Crows sense a corpse from afar. The following day a police officer, a handsome man with a moustache, appeared in the Yanovsky region. He arrived without a doctor, examined the place of the murder, and with an air of importance that became a murder, said that because of the shower it was impossible to discover any traces of the crime. Ryhor, who had accompanied him, only smiled bitterly into his moustache. After examining the body of the murdered man, the policeman turned the head around with his thick white fingers, and in a solemn voice, said:

“Well-well! Finished him off how? Fell immediately.”

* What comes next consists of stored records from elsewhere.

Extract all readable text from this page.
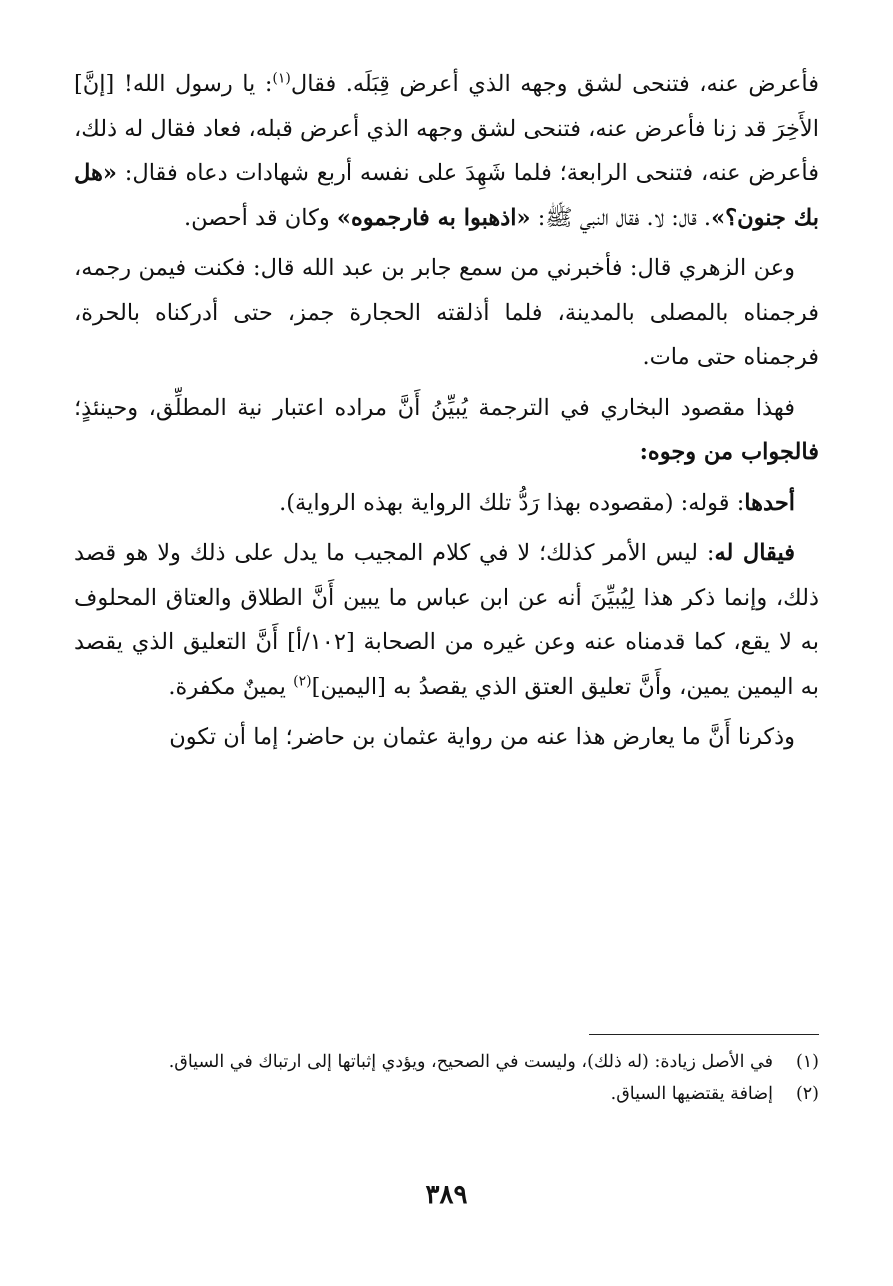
فأعرض عنه، فتنحى لشق وجهه الذي أعرض قِبَلَه. فقال$^{(١)}$: يا رسول الله! [إنَّ] الأَخِرَ قد زنا فأعرض عنه، فتنحى لشق وجهه الذي أعرض قبله، فعاد فقال له ذلك، فأعرض عنه، فتنحى الرابعة؛ فلما شَهِدَ على نفسه أربع شهادات دعاه فقال: «هل بك جنون؟». قال: لا. فقال النبي ﷺ: «اذهبوا به فارجموه» وكان قد أحصن.

وعن الزهري قال: فأخبرني من سمع جابر بن عبد الله قال: فكنت فيمن رجمه، فرجمناه بالمصلى بالمدينة، فلما أذلقته الحجارة جمز، حتى أدركناه بالحرة، فرجمناه حتى مات.

فهذا مقصود البخاري في الترجمة يُبيِّنُ أَنَّ مراده اعتبار نية المطلِّق، وحينئذٍ؛ فالجواب من وجوه:

أحدها: قوله: (مقصوده بهذا رَدُّ تلك الرواية بهذه الرواية).

فيقال له: ليس الأمر كذلك؛ لا في كلام المجيب ما يدل على ذلك ولا هو قصد ذلك، وإنما ذكر هذا لِيُبيِّنَ أنه عن ابن عباس ما يبين أَنَّ الطلاق والعتاق المحلوف به لا يقع، كما قدمناه عنه وعن غيره من الصحابة [١٠٢/أ] أَنَّ التعليق الذي يقصد به اليمين يمين، وأَنَّ تعليق العتق الذي يقصدُ به [اليمين]$^{(٢)}$ يمينٌ مكفرة.

وذكرنا أَنَّ ما يعارض هذا عنه من رواية عثمان بن حاضر؛ إما أن تكون

(١)
في الأصل زيادة: (له ذلك)، وليست في الصحيح، ويؤدي إثباتها إلى ارتباك في السياق.
(٢)
إضافة يقتضيها السياق.
٣٨٩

Then he drank vodka and had a bite to eat in Svetilpvich’s house, in the room next to the hall in which the old servant was bitterly crying, his tears choking him, while I was sitting literally crushed by woe and remorse. At this time nothing existed for me besides the thin candle which Andrey held in his hands. The candle was throwing rosy streaks of light on his white shirt, the front of which was made of lace. It was an old shirt that the servant had dug out from a trunk. But I had to find out what the authorities thought about this murder and what they intended to do.